Everyone in the United States who earns more than $600 in a calendar year is required to pay taxes on their income. If you do not file an income tax return and you earned enough to qualify to pay taxes, you could face a hefty fine or even some time in jail. The IRS does not work quickly, but they are very thorough. You might think you got away with skipping your taxes this year, but a few years from now, you'll hear from the IRS when they figure out that you owe them money. Remember, the FBI did not catch Al Capone; he was caught and convicted by the IRS.
There are some credits and deductions written into the tax code that can help lighten your tax burden if you qualify. A tax credit is a specific amount of money the government will pay you for your participation in social activities that congress has agreed are good for the country. A tax deduction allows you to get back some of the money you spent on purchases related to your business. It's in your best interest to find out how many deductions or credits you can claim each year. Sometimes the government ends up owing you money instead of the other way around.
Most of the people who qualify for tax deductions are independent contractors or have children under the age of 18. You have to list out deductions one by one on your tax form in order to receive credit toward them from the IRS. Typical deductions include mileage and maintenance costs for vehicles used on the job, energy costs for offices, or equipment purchases. If you have specific medical expenses, some of those can be written off through tax deductions as well.
Tax credits reward you for being socially productive. One of the most commonly claimed tax credits is the Child Tax Credit, which pays parents up to $1,000 per child under the age of 17. The Earned Income Credit paid out to adults who earn less than $43,998 per year. Homeowners who make substantial energy-saving improvements to their homes can qualify for the Energy and Appliance Tax Credit. College students can receive several tax credits, including a $2,500 American Opportunity Tax Credit and a $2,000 Lifetime Learning Credit.

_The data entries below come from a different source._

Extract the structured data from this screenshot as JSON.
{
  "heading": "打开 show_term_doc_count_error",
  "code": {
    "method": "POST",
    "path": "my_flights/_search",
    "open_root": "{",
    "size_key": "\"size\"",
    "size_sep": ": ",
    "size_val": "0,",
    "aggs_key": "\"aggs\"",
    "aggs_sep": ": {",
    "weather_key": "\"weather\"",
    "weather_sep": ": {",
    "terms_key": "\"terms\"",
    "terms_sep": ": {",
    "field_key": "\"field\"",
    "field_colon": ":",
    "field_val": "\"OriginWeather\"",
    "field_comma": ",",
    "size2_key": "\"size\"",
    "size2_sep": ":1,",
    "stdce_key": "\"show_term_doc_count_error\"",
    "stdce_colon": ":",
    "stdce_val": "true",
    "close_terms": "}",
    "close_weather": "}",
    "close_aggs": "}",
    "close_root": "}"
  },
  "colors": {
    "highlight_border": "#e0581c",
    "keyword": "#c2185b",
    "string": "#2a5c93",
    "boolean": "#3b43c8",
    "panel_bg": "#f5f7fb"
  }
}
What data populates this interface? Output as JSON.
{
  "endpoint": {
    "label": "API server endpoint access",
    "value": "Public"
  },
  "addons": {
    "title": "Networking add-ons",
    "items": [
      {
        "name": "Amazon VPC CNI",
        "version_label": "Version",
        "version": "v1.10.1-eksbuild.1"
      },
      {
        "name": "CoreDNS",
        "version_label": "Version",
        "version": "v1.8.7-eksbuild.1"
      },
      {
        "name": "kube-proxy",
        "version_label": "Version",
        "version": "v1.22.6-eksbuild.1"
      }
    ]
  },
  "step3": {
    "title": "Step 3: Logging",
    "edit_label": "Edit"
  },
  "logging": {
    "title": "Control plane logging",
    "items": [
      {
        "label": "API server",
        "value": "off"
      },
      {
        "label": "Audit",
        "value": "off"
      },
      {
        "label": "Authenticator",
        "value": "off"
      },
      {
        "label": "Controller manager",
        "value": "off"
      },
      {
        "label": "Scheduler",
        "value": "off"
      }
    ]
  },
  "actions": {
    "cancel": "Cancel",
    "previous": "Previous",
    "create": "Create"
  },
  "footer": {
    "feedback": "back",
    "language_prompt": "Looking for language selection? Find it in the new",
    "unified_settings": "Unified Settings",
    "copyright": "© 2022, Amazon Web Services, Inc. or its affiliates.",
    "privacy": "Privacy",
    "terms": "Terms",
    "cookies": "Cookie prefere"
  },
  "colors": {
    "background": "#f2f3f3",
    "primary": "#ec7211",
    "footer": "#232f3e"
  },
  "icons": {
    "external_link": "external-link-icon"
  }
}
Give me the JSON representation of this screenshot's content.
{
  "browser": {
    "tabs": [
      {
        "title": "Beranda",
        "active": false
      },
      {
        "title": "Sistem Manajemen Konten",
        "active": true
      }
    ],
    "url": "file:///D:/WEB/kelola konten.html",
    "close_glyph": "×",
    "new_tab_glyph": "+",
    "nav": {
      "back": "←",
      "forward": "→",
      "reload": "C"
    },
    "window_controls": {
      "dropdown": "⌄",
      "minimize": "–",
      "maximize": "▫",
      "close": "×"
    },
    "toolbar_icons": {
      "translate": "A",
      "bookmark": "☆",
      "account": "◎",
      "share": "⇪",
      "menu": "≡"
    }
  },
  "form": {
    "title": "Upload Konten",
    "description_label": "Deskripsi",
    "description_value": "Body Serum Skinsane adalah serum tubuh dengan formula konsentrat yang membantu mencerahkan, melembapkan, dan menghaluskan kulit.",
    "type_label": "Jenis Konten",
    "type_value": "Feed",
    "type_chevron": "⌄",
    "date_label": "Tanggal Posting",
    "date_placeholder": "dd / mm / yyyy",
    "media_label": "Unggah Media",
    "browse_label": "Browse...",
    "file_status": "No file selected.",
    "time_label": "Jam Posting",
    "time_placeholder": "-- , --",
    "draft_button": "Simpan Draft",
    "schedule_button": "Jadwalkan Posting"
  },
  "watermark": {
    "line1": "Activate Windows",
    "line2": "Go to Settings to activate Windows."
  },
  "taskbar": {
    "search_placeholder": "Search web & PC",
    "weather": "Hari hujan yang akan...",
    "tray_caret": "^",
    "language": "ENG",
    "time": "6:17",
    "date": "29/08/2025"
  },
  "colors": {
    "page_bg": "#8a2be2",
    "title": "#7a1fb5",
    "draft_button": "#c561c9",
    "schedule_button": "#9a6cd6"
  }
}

Update Paperwork Throughout the Year
Planning ahead is the best way to maximize your deduction savings and credit qualifications. The list of qualifications for deductions and credits can be extensive, so it is a good idea to begin looking into next year's deductions and credits as early as possible. When you know what you might be able to receive credit for, you will be able to keep track of your expenses more efficiently. Organization makes it easier to prepare an itemized tax return. Trying to track down your spending history at the last minute when you're putting the return together is not a good idea.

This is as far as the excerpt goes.